The framework accepts this tension. Without a common vocabulary and a structure like the semiotic ladder, explaining these ideas to architects, designers, and governance professionals becomes impractical. The definitions offered are not claims about the essence of meaning. They are pragmatic commitments intended to discipline system design. Wittgenstein might be uneasy with the apparatus, but the underlying instincts, meaning is use, validated in practice, never fully closed, are his.
Peirce's "community of inquiry" and Wittgenstein's "meaning is use" are closer than they might appear. Both ground meaning in social practice rather than private mental states or formal specification. Both reject the idea that meaning can be closed prior to use. The framework sits at this convergence: meaning is social, practical, and fallible.
Neither Peirce nor Wittgenstein was designing enterprise systems or governing AI, and the framework adapts their insights to problems they did not face.
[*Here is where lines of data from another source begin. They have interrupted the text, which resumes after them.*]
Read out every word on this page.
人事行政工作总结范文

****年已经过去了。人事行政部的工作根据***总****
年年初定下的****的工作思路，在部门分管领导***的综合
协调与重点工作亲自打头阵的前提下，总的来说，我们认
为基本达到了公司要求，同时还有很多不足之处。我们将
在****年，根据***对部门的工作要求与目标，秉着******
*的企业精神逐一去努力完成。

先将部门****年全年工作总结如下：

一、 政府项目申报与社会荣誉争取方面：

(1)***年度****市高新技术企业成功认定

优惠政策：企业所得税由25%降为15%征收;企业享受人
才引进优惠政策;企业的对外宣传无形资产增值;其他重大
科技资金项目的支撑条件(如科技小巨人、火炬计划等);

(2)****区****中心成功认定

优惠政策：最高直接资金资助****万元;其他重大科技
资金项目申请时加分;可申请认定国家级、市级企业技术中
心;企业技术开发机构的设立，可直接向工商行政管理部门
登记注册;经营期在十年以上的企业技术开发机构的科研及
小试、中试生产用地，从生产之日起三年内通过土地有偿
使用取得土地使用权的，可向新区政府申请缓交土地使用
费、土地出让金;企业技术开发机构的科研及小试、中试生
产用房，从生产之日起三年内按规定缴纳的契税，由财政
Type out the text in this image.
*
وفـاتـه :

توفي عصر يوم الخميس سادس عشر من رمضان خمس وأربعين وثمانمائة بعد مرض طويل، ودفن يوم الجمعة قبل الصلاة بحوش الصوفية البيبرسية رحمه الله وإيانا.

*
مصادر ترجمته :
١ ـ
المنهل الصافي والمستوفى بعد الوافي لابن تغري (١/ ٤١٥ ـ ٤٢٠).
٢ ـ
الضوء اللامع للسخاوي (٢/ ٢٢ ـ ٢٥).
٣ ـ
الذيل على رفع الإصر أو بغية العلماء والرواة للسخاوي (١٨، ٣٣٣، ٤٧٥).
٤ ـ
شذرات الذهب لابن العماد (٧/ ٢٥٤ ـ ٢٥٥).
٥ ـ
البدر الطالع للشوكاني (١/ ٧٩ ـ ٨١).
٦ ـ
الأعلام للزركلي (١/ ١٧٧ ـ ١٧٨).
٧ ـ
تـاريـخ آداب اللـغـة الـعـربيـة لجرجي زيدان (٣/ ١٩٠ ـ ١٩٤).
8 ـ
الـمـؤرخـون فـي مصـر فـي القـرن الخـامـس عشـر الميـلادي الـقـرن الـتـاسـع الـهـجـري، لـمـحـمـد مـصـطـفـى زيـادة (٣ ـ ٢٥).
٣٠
Intent becomes a distinct modelable layer between semantics and execution rather than something implicit in code. Delegation is made explicit, with defined scope and revocability, rather than assumed. Human accountability is built in as a requirement, not treated as a limitation to work around. And the levels of semantic engagement in the appendix provide a way to evaluate how AI systems participate in meaning at different degrees of responsibility.
This is applied philosophy, not pure fidelity. The goal is useful guidance for practitioners, informed by but not beholden to any single tradition.